Nanoscience Research: Identifying Nanomagnetic Alignments
The summer before my senior year of high school, I interned for a program called SHARP, which placed me inside the Nanoelectronics and Nanostructures Group at UC Berkeley.
There I met Dave and Pat, two phenomenal grad student mentors whom I assisted with their research. I worked on two projects, one with nanomagnets, and the other with carbon nanotubes.
Nanomagnets are <100 nanometers in size and have just one domain, meaning that all their magnetic moments are pointing in the same direction. They’re very useful because their magnetic fields can easily be aligned in a particular direction. Imagine a wire of nanomagnets where the individual fields are pointing either up or down, essentially replicating binary. Thus, they can potentially be used in computers to replace silicon-based semiconductors.
Dave’s Project
My grad mentor Dave fabricated permalloy nanomagnets of ~100nm in lines of 20 or so and imaged them using a magnetic force microscope (MFM). Lined up this way, the magnetic fields were made to point up or down by simply triggering the first magnet in the series. A domino-like effect took place and unaligned nanomagnets became fixed, pointing in alternating directions. The end result was a series of magnetic domains in an up-down-up-down pattern.
My goal was to see if there were any errors in the domino effect; that is, if there were any sequences in the chains that were up-up or down-down.
I used MATLAB to process the images from the MFM and detect anomalous patterns, i.e. anything that was not a nicely alternating sequence. The problem was, there was so much noise in the image that simply looking at the color intensities across the image wouldn’t cut it — there was too much ambiguity across pixels.
We had to minimize the noise to get a consistently accurate reading of the nanomagnets.
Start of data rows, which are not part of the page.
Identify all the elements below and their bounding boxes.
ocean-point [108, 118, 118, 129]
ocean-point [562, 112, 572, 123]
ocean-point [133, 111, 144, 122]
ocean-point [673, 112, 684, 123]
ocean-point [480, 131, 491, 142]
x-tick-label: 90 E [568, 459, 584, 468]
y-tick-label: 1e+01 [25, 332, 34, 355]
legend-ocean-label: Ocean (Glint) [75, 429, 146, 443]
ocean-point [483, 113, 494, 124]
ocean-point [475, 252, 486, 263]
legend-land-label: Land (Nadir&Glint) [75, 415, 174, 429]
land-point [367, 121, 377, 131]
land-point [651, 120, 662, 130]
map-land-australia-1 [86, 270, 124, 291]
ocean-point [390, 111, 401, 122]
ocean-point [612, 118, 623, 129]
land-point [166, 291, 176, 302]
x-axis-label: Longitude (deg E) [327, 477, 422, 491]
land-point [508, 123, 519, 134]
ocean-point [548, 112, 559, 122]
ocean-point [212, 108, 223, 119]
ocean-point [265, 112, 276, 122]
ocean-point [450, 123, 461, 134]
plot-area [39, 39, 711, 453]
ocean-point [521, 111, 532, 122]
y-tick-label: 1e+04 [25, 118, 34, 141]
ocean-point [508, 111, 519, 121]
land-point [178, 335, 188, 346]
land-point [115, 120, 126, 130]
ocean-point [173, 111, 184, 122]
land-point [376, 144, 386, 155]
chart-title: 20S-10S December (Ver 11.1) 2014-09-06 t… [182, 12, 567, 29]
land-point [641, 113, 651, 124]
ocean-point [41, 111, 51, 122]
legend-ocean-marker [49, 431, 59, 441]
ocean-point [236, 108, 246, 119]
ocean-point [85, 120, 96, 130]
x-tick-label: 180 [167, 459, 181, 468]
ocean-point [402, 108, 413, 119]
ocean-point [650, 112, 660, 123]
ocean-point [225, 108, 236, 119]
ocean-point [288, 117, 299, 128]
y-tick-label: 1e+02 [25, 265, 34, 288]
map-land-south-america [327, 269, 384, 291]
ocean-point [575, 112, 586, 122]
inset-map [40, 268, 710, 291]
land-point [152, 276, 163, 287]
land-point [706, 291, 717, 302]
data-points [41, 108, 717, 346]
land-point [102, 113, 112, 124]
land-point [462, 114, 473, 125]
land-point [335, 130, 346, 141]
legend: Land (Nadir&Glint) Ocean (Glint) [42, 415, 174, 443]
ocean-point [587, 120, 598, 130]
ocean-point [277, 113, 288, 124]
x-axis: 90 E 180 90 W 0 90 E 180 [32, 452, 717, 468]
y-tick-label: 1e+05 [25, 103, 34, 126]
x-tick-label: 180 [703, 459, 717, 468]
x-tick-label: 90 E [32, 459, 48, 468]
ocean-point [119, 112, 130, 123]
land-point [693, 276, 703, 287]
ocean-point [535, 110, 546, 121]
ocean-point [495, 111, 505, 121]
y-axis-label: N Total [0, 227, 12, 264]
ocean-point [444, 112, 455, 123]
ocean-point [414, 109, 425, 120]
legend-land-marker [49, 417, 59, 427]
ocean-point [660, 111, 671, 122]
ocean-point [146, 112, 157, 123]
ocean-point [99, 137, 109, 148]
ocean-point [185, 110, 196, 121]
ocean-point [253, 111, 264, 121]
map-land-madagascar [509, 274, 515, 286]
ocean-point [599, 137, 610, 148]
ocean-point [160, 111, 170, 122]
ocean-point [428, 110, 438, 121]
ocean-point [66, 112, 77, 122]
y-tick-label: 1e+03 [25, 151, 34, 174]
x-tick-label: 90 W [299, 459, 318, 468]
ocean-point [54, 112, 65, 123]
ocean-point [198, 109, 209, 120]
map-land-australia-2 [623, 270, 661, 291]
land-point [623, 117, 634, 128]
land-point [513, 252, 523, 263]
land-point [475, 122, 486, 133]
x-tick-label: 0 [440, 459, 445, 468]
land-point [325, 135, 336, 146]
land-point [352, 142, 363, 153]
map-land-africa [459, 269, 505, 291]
So, with Dave’s help, I used fast Fourier transforms to isolate the color profile going across the image.
It worked beautifully, and actually helped us identify a trend — the errors were occurring in the second half of the chain. We suspected that there were potentially some environmental/thermal perturbations destabilizing the domino flow. Perhaps a more tightly controlled environment or different spacing would help improve this process.
All in all, an incredible learning experience; a great first foray into lab research that taught me how to ask questions and come up with even more questions. I learned some MATLAB, helped fabricate nanomagnets and image them at Lawrence Berkeley National Labs (in this great building called the Foundry that’s shaped like a cantilever and hangs off the edge of a hill), and ate plenty of delicious potato puffs from Gregoire. Totally worth it.